First, the sheer magnitude of the 94.5 GW coal expansion reveals a pragmatic focus on meeting rising energy demands. China's economy, the world's second-largest, has historically been fuelled by coal, which still accounts for over 60 percent of its electricity generation. In 2024 alone, thermal power (mostly coal) hit a record 6.34 trillion kilowatt-hours, up 1.5 percent from the previous year, according to China's National Bureau of Statistics. This growth aligns with industrial and urban expansion, not a retreat from fossil fuels. The addition of coal capacity—enough to power entire nations—signals that China prioritises reliable, affordable energy to sustain its manufacturing base and maintain its status as the "world's factory."

Second, the timing and scale of this coal boom undermine China's net zero commitments. While it installed 356 GW of renewables in 2024, the parallel coal surge suggests renewables alone can't yet meet demand or ensure grid stability. Coal plants, with lifespans of 40+ years, commit China to decades of emissions, contradicting the 2060 net zero goal. If emissions were the priority, China could accelerate coal phase-outs or lean harder into supercritical and ultra-supercritical plants (which it does domestically to some extent), but the volume of new projects indicates growth trumps efficiency.

Third, China's global role amplifies this critique. It produces 70 percent of the world's electric vehicle batteries and dominates solar panel manufacturing—industries the West relies on for its own decarbonisation. Yet, these "green" exports are powered by coal, exposing a double standard: China reaps economic benefits from global climate policies while dodging their burdens. The article's mention of resumed construction on stalled coal projects (3.3 GW) further hints at opportunism—exploiting energy needs post-2022 power crunches rather than pivoting to cleaner alternatives.
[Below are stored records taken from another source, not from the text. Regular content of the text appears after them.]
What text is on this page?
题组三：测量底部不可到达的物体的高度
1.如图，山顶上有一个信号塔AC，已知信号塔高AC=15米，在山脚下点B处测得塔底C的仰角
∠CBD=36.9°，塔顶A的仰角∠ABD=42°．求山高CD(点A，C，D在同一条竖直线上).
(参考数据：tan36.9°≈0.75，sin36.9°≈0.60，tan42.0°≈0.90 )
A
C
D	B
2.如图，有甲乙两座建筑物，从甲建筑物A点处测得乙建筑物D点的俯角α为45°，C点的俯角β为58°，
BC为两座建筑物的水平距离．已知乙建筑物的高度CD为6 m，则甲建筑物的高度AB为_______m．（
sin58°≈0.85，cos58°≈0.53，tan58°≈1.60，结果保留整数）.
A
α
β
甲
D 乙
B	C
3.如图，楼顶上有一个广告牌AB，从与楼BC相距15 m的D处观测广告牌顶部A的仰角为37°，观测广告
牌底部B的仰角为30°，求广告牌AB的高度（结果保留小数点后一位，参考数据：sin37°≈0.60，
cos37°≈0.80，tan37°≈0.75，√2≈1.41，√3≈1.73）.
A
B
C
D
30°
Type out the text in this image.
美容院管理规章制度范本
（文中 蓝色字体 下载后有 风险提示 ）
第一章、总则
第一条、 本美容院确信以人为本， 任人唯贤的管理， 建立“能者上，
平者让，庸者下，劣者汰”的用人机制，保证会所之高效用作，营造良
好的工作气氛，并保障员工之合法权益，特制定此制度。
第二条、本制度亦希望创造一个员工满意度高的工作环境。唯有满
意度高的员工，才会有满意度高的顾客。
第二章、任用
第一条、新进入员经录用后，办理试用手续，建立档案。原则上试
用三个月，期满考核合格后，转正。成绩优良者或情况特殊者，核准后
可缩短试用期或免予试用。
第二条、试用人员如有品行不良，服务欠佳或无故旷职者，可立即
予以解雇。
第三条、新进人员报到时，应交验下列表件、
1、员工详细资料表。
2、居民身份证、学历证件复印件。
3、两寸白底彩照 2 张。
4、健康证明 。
Finally, China's history supports this growth-first narrative. Since 2005, its energy consumption has doubled, lifting millions out of poverty, but coal has remained the backbone. Even as it leads in renewable capacity (e.g., 277 GW of solar added in 2024), the International Energy Agency notes coal's share only drops gradually in optimistic scenarios—hardly a radical shift. Xi's promises, like ending overseas coal financing, seem performative when domestic coal approvals hit record highs (67 GW permitted in 2024).

In short, China's coal expansion reflects a calculated choice: growth and stability over emissions cuts, in its quest for world conquest and ruthless prioritisation of economic dominance. The West may decry this, but its reliance on Chinese goods—made with that same coal—makes the critique a shared hypocrisy. China's not committed to net zero; it's committed to itself and its will to power.